As long as the professional practitioner is of the opinion that the purpose of the processing is present.
VII. – RIGHTS OF ACCESS, RECTIFICATION, OMISSION, DATA TRANSFERABILITY, OBJECTION, NON-PROFILING AND CONCERNING NOTIFICATION OF SECURITY BREACHES
7.1. Concerning the personal data that we must keep in application of the Act of 18 September 2017.
This concerns the personal data of our clients, attorneys-in-fact and the ultimate beneficial owners of the clients.
In this regard we must point out Article 65 of the Act of 18 September 2017:
“Art. 65. The person to whom the processing of personal data applies pursuant to this law does not enjoy the right to access and rectification of his or her data, nor the right to be forgotten, to data transferability or to raise objections, nor to the right not to be profiled, nor to notify the security breaches.
The right of the data subject to access the personal data concerning him or her is exercised indirectly, pursuant to Article 13 of the aforementioned Belgian Act of 8 December 1992, with the Data Protection Authority as instituted by Article 23 of the same Act.
The Data Protection Authority informs the applicant only that the necessary verifications have been carried out and the result thereof as regards the legality of the processing in question.

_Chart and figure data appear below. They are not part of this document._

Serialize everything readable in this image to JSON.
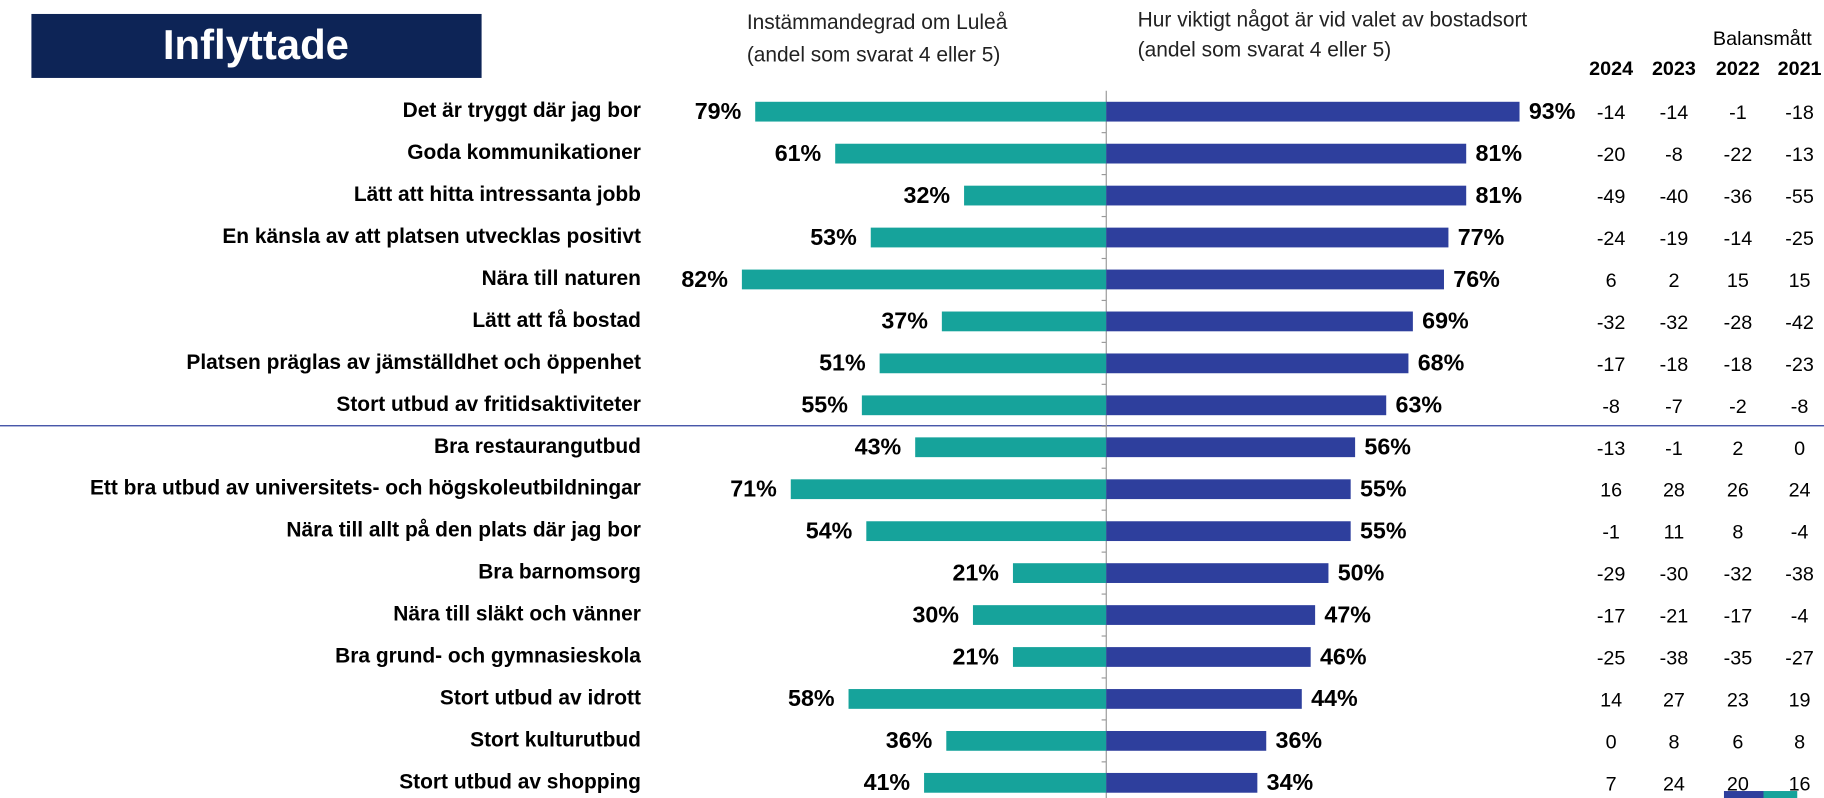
{
  "chart_data": {
    "type": "butterfly",
    "title": "Inflyttade",
    "categories": [
      "Det är tryggt där jag bor",
      "Goda kommunikationer",
      "Lätt att hitta intressanta jobb",
      "En känsla av att platsen utvecklas positivt",
      "Nära till naturen",
      "Lätt att få bostad",
      "Platsen präglas av jämställdhet och öppenhet",
      "Stort utbud av fritidsaktiviteter",
      "Bra restaurangutbud",
      "Ett bra utbud av universitets- och högskoleutbildningar",
      "Nära till allt på den plats där jag bor",
      "Bra barnomsorg",
      "Nära till släkt och vänner",
      "Bra grund- och gymnasieskola",
      "Stort utbud av idrott",
      "Stort kulturutbud",
      "Stort utbud av shopping"
    ],
    "series": [
      {
        "name": "Instämmandegrad om Luleå",
        "note": "(andel som svarat 4 eller 5)",
        "color": "#16a39b",
        "values": [
          79,
          61,
          32,
          53,
          82,
          37,
          51,
          55,
          43,
          71,
          54,
          21,
          30,
          21,
          58,
          36,
          41
        ],
        "value_labels": [
          "79%",
          "61%",
          "32%",
          "53%",
          "82%",
          "37%",
          "51%",
          "55%",
          "43%",
          "71%",
          "54%",
          "21%",
          "30%",
          "21%",
          "58%",
          "36%",
          "41%"
        ]
      },
      {
        "name": "Hur viktigt något är vid valet av bostadsort",
        "note": "(andel som svarat 4 eller 5)",
        "color": "#2e3f9d",
        "values": [
          93,
          81,
          81,
          77,
          76,
          69,
          68,
          63,
          56,
          55,
          55,
          50,
          47,
          46,
          44,
          36,
          34
        ],
        "value_labels": [
          "93%",
          "81%",
          "81%",
          "77%",
          "76%",
          "69%",
          "68%",
          "63%",
          "56%",
          "55%",
          "55%",
          "50%",
          "47%",
          "46%",
          "44%",
          "36%",
          "34%"
        ]
      }
    ],
    "table": {
      "title": "Balansmått",
      "columns": [
        "2024",
        "2023",
        "2022",
        "2021"
      ],
      "rows": [
        [
          -14,
          -14,
          -1,
          -18
        ],
        [
          -20,
          -8,
          -22,
          -13
        ],
        [
          -49,
          -40,
          -36,
          -55
        ],
        [
          -24,
          -19,
          -14,
          -25
        ],
        [
          6,
          2,
          15,
          15
        ],
        [
          -32,
          -32,
          -28,
          -42
        ],
        [
          -17,
          -18,
          -18,
          -23
        ],
        [
          -8,
          -7,
          -2,
          -8
        ],
        [
          -13,
          -1,
          2,
          0
        ],
        [
          16,
          28,
          26,
          24
        ],
        [
          -1,
          11,
          8,
          -4
        ],
        [
          -29,
          -30,
          -32,
          -38
        ],
        [
          -17,
          -21,
          -17,
          -4
        ],
        [
          -25,
          -38,
          -35,
          -27
        ],
        [
          14,
          27,
          23,
          19
        ],
        [
          0,
          8,
          6,
          8
        ],
        [
          7,
          24,
          20,
          16
        ]
      ]
    }
  }
}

These data can be communicated to the applicant when the Data Protection Authority in consultation with the Financial Intelligence Processing Unit (CTIF-CFI), after having received the opinion of the controller, finds on the one hand that its communication is not eligible for disclosing the existence of a notification of a presumption referred to in Articles 47 and 54, of the consequences of this or of the exercise by the CTIF-CFI of its right to request additional information under Article 81, nor is it eligible for the objective of combating money laundering and terrorism financing, and on the other hand, ascertains that the data in question relates to the applicant and is kept by subject entities, the CTIF-CFI or the supervisory authorities for the application of this law.”
For the application of your rights with regard to your personal data you must therefore contact the Data Protection Authority (see Section 8).

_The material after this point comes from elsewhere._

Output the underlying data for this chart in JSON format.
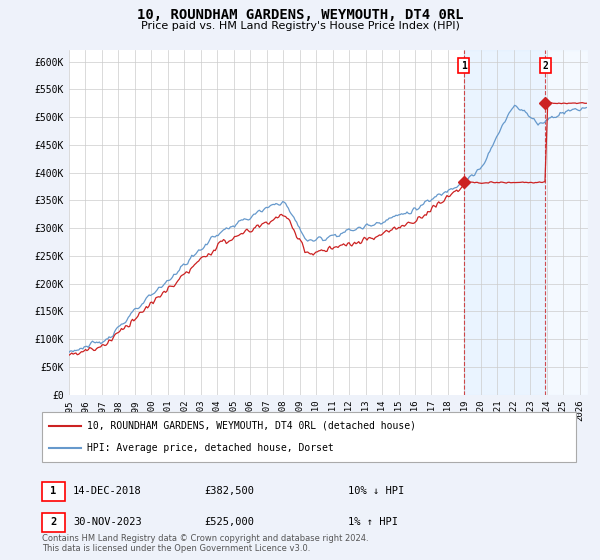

7.2. All other personal data
For the application of your rights concerning all other personal data you can contact the data controller, Mr. Ludo Demeulenaere, at any time.

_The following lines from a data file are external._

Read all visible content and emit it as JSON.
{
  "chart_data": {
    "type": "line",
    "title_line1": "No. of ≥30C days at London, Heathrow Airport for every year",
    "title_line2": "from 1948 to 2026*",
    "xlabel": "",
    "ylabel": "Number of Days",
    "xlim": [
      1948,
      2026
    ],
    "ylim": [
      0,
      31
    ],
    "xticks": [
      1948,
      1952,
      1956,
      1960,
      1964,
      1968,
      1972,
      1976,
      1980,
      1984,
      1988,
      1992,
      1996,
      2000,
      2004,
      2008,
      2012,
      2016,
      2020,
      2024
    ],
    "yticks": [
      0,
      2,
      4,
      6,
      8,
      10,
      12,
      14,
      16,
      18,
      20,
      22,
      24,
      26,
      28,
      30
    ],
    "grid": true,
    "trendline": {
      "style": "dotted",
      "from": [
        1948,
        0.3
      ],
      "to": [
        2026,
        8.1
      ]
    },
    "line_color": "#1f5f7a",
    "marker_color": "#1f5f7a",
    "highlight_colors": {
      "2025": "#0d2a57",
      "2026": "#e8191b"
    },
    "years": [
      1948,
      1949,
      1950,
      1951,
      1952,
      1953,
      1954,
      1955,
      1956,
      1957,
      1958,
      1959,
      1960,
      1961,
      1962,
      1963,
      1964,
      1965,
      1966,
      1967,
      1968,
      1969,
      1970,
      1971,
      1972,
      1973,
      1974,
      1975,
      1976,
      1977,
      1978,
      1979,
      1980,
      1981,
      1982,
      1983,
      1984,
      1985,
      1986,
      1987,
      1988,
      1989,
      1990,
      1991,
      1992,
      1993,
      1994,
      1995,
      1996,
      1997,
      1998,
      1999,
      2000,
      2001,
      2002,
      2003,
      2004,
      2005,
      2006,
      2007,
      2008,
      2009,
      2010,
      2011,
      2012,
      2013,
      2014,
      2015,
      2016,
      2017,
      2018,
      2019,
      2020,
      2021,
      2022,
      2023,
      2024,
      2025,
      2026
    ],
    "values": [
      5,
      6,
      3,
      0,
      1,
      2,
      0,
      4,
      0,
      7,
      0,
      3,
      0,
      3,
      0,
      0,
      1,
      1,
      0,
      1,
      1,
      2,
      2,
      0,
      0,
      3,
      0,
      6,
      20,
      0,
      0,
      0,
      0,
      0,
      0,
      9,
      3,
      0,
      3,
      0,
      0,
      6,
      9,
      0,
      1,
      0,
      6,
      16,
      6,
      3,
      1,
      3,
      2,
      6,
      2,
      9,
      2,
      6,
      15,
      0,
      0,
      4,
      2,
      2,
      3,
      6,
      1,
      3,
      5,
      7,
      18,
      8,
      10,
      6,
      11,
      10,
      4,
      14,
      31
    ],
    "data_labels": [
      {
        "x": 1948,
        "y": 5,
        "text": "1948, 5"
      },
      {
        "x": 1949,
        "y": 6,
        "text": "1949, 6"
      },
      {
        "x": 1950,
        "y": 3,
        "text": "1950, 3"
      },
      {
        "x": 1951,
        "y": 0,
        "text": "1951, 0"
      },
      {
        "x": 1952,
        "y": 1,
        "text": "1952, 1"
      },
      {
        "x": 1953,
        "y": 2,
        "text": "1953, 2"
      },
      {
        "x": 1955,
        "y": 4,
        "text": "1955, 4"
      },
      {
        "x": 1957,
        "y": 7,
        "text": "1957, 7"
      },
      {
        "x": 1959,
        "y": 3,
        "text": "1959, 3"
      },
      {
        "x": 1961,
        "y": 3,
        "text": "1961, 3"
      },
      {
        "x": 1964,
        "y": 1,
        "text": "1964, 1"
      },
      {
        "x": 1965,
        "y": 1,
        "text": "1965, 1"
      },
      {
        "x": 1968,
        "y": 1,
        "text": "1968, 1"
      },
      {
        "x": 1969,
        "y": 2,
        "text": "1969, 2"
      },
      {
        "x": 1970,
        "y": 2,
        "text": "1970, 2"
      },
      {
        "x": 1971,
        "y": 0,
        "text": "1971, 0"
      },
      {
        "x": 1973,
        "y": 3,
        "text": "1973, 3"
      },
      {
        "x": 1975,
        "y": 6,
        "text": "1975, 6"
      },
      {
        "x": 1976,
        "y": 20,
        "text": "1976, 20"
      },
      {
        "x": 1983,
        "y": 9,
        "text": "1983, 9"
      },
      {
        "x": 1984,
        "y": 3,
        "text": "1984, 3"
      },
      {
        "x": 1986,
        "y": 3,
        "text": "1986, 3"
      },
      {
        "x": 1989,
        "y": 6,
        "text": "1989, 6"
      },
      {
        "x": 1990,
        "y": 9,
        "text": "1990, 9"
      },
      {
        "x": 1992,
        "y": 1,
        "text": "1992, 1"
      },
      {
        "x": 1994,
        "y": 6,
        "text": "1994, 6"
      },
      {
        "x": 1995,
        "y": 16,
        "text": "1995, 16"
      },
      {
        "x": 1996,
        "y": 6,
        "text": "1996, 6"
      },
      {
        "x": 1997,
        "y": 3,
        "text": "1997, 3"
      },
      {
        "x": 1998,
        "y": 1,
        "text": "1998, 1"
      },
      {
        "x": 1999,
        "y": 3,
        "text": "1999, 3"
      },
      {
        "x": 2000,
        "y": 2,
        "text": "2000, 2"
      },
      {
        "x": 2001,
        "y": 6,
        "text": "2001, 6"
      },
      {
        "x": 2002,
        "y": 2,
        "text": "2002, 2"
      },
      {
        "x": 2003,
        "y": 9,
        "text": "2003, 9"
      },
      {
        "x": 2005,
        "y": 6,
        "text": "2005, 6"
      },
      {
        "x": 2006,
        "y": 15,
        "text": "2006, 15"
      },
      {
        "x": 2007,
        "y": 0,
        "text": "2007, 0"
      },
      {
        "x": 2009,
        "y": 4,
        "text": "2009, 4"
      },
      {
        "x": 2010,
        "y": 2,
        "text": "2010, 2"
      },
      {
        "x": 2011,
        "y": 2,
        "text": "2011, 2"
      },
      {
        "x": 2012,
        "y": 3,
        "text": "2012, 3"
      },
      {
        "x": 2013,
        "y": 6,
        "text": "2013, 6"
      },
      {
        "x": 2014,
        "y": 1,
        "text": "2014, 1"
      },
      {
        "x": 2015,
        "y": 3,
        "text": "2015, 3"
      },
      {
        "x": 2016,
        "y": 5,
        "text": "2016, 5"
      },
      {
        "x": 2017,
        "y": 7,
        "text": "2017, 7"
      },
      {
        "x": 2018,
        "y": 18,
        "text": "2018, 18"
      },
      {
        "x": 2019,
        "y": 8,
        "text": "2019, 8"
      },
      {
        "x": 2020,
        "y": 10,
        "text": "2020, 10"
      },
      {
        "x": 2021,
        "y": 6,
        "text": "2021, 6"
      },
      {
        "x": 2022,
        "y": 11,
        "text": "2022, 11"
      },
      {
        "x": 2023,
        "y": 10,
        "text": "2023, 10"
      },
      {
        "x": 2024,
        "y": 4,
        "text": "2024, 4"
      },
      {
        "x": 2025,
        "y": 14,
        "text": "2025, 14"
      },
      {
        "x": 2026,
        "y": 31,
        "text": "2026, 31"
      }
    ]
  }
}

With regard to your personal data, you have the right:
to receive confirmation that we are processing your personal data and to request a copy of the personal data about you that we hold;
to request us to adapt, complete or rectify the personal data that we hold;
to ask us to erase your personal data or to limit the way in which we use these data;
to withdraw your consent to the processing of your personal data by us, unless the processing thereof is necessary for establishing, exercising or in the exercise of a legal obligation
to receive a copy of the personal data concerning you that you have provided to us in a structured, common and machine-readable form and transfer that data to another party.
VIII. – COMPLAINTS
Regarding the processing of personal data by our office, you can submit a complaint to the Data Protection Authority:
Data Protection Authority
Rue de la Presse 35, 1000 Brussels
Tel: +32 (0)2 274 48 00
Fax: +32 (0)2 274 48 35
VIII. – CHANGES TO THIS PRIVACY STATEMENT
The office can change this privacy statement at any time. This privacy statement is always available on our website https://www.ata.be/en/disclaimer-and-privacy-statement. The possible revision date will be indicated at the top of the webpage. The amended or adapted privacy statement applies from this revision date. We therefore invite you to review this statement regularly to keep abreast of how we protect your data.